France | France, Cour administrative d'appel de Paris, 1ère chambre, 13 décembre 2018, 17PA03966


Vu la procédure suivante :

Procédure contentieuse antérieure :

M. A...F...a demandé au tribunal administratif de Paris d'annuler la décision du 27 avril 2016 par laquelle le garde des sceaux, ministre de la justice, a rejeté sa demande tendant à substituer à son nom celui de " B... " et d'enjoindre au ministre de l'autoriser à porter ce nom.

Par un jugement n° 1609193/4-1 du 9 novembre 2017, le tribunal administratif de Paris a rejeté la demande de M.F....

Procédure devant la Cour :

Par une requête enregistrée le 27 décembre 2017, M. F..., re

présenté par Me C..., demande à la Cour :

1°) d'annuler le jugement n° 1609193/4-1 du 9 nov...

Vu la procédure suivante :

Procédure contentieuse antérieure :

M. A...F...a demandé au tribunal administratif de Paris d'annuler la décision du 27 avril 2016 par laquelle le garde des sceaux, ministre de la justice, a rejeté sa demande tendant à substituer à son nom celui de " B... " et d'enjoindre au ministre de l'autoriser à porter ce nom.
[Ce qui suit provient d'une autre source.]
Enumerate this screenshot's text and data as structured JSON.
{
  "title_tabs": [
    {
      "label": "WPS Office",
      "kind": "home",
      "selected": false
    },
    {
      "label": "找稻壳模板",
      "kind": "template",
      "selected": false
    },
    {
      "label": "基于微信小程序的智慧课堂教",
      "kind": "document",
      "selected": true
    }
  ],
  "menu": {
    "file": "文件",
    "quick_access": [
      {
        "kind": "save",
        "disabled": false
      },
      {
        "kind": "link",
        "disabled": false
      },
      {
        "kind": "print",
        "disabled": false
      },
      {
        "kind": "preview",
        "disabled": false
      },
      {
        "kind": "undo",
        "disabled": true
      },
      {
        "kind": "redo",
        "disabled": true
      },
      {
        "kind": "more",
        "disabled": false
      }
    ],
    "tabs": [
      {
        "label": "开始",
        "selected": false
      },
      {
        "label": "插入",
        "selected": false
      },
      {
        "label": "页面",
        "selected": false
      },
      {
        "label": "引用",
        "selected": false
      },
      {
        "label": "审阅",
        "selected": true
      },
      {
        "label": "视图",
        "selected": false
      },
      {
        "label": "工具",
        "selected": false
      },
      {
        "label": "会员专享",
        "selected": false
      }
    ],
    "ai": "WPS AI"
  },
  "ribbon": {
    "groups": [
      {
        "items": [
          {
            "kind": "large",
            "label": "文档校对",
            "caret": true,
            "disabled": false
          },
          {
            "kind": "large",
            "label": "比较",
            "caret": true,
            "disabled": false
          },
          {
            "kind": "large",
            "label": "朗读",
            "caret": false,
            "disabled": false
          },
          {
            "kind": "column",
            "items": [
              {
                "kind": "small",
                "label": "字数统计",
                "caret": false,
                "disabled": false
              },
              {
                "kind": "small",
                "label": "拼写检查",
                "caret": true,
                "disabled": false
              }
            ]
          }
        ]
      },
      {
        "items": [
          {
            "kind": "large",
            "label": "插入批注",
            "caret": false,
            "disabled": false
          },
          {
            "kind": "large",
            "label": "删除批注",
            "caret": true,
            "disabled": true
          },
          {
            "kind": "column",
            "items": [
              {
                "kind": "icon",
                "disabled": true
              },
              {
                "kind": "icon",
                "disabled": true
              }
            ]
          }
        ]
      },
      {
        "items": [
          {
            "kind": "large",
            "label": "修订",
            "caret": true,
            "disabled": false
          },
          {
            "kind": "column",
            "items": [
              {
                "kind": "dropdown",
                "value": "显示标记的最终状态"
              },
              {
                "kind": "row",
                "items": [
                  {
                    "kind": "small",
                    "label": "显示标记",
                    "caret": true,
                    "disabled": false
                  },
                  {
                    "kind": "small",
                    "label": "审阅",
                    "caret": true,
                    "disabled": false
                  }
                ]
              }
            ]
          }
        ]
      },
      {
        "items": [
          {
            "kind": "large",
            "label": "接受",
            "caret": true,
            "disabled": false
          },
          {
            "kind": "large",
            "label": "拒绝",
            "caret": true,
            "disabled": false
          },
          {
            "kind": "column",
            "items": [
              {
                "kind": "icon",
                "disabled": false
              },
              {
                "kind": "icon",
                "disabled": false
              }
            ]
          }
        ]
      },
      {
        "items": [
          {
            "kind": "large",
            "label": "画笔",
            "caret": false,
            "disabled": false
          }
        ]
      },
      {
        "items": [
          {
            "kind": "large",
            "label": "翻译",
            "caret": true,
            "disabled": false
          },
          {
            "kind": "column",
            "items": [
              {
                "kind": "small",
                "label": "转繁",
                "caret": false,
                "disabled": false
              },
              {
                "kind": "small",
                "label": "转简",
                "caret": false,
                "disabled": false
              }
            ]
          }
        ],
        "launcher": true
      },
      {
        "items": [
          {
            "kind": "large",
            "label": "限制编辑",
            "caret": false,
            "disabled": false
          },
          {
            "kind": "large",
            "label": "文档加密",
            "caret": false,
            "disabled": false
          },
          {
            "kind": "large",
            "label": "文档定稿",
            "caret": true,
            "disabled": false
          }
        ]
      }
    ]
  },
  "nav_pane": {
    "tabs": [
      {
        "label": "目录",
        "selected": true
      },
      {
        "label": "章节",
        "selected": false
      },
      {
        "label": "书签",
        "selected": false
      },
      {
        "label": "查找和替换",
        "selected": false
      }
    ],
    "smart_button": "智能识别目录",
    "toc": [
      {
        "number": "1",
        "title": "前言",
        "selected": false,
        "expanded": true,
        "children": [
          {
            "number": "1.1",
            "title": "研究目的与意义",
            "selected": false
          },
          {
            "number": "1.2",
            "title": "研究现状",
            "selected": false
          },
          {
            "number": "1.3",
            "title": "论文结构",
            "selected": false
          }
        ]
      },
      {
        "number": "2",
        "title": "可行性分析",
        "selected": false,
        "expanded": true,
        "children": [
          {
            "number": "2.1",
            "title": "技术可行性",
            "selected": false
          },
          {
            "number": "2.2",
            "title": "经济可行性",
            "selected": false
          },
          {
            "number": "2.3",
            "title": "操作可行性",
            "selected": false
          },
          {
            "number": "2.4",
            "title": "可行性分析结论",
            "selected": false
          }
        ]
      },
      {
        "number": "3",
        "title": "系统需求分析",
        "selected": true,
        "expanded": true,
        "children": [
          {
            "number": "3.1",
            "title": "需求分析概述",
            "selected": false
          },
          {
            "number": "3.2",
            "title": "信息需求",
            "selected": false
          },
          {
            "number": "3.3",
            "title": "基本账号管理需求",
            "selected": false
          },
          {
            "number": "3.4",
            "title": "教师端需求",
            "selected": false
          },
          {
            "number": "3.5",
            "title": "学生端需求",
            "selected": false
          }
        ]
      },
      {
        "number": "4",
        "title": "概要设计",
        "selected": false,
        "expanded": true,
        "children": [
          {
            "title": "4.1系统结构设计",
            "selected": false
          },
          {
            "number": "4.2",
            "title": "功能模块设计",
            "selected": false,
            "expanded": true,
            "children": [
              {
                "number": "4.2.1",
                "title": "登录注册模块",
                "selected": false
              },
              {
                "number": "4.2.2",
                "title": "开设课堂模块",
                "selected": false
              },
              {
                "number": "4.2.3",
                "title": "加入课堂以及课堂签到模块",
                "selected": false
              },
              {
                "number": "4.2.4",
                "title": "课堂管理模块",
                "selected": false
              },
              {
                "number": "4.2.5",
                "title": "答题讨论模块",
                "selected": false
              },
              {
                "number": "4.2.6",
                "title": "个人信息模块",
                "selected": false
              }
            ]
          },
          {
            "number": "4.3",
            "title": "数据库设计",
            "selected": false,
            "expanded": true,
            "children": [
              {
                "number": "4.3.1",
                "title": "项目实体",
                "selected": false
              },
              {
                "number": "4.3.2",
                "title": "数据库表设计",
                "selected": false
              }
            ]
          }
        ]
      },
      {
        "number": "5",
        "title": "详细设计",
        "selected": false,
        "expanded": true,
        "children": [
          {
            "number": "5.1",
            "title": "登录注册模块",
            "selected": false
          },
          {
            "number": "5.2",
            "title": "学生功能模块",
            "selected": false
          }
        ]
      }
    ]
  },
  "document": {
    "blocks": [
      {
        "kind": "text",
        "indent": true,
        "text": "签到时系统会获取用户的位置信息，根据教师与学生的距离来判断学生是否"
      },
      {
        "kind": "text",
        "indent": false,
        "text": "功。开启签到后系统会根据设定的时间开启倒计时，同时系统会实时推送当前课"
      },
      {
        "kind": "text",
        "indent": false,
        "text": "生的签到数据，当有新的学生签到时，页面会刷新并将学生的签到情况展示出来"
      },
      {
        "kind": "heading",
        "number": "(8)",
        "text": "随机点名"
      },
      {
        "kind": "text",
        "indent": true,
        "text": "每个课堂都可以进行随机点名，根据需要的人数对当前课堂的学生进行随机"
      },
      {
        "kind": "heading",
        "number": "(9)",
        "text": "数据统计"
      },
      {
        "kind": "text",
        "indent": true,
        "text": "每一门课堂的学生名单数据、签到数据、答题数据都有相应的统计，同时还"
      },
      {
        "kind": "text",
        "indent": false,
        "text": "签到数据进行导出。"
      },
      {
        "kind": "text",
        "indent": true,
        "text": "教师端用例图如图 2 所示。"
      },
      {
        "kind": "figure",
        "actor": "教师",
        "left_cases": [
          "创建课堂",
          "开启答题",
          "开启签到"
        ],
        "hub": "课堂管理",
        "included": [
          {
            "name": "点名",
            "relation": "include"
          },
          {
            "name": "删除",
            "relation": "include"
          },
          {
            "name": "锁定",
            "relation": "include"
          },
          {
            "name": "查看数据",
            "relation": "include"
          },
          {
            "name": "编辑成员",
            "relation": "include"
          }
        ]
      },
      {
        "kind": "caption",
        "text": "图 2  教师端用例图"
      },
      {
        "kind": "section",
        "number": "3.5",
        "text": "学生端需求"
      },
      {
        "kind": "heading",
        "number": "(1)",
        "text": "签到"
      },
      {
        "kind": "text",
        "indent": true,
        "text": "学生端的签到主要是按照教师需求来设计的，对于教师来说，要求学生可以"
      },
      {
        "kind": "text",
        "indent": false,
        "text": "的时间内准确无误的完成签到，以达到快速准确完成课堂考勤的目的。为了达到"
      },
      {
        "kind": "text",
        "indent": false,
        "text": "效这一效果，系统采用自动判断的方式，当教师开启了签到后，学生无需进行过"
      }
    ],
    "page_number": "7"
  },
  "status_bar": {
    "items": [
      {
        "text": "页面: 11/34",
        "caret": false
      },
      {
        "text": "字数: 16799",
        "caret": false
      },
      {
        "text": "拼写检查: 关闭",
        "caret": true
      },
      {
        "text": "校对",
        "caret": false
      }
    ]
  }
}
Par un jugement n° 1609193/4-1 du 9 novembre 2017, le tribunal administratif de Paris a rejeté la demande de M.F....

Procédure devant la Cour :

Par une requête enregistrée le 27 décembre 2017, M. F..., représenté par Me C..., demande à la Cour :

1°) d'annuler le jugement n° 1609193/4-1 du 9 novembre 2017 du tribunal administratif de Paris ;

2°) d'annuler la décision du 27 avril 2016 par laquelle le garde des sceaux, ministre de la justice, a rejeté sa demande tendant à substituer à son nom celui de " B... " ;

3°) d'enjoindre au garde des sceaux, ministre de la justice, de l'autoriser à substituer à son patronyme le nom " B... " ;

4°) de mettre à la charge de l'Etat la somme de 1 000 euros, sur le fondement de l'article 37 de la loi du 10 juillet 1991 et de l'article L. 761-1 du code de justice administrative.

M. F...soutient que :

- il justifie d'un intérêt légitime à changer de nom au sens de l'article 61 du code civil ;

la décision de refus est entachée d'erreur d'appréciation ;

- cette décision méconnaît l'article 8 de la convention européenne de sauvegarde des droits de l'homme et des libertés fondamentales.

Par un mémoire en défense enregistré le 12 juillet 2018, le garde des sceaux, ministre de la justice conclut au rejet de la requête.

Le ministre soutient que les moyens invoqués par M. F...ne sont pas fondés.

M. F...a été admis au bénéfice de l'aide juridictionnelle totale par une décision du bureau d'aide juridictionnelle près le tribunal de grande instance de Paris du 21 mars 2018.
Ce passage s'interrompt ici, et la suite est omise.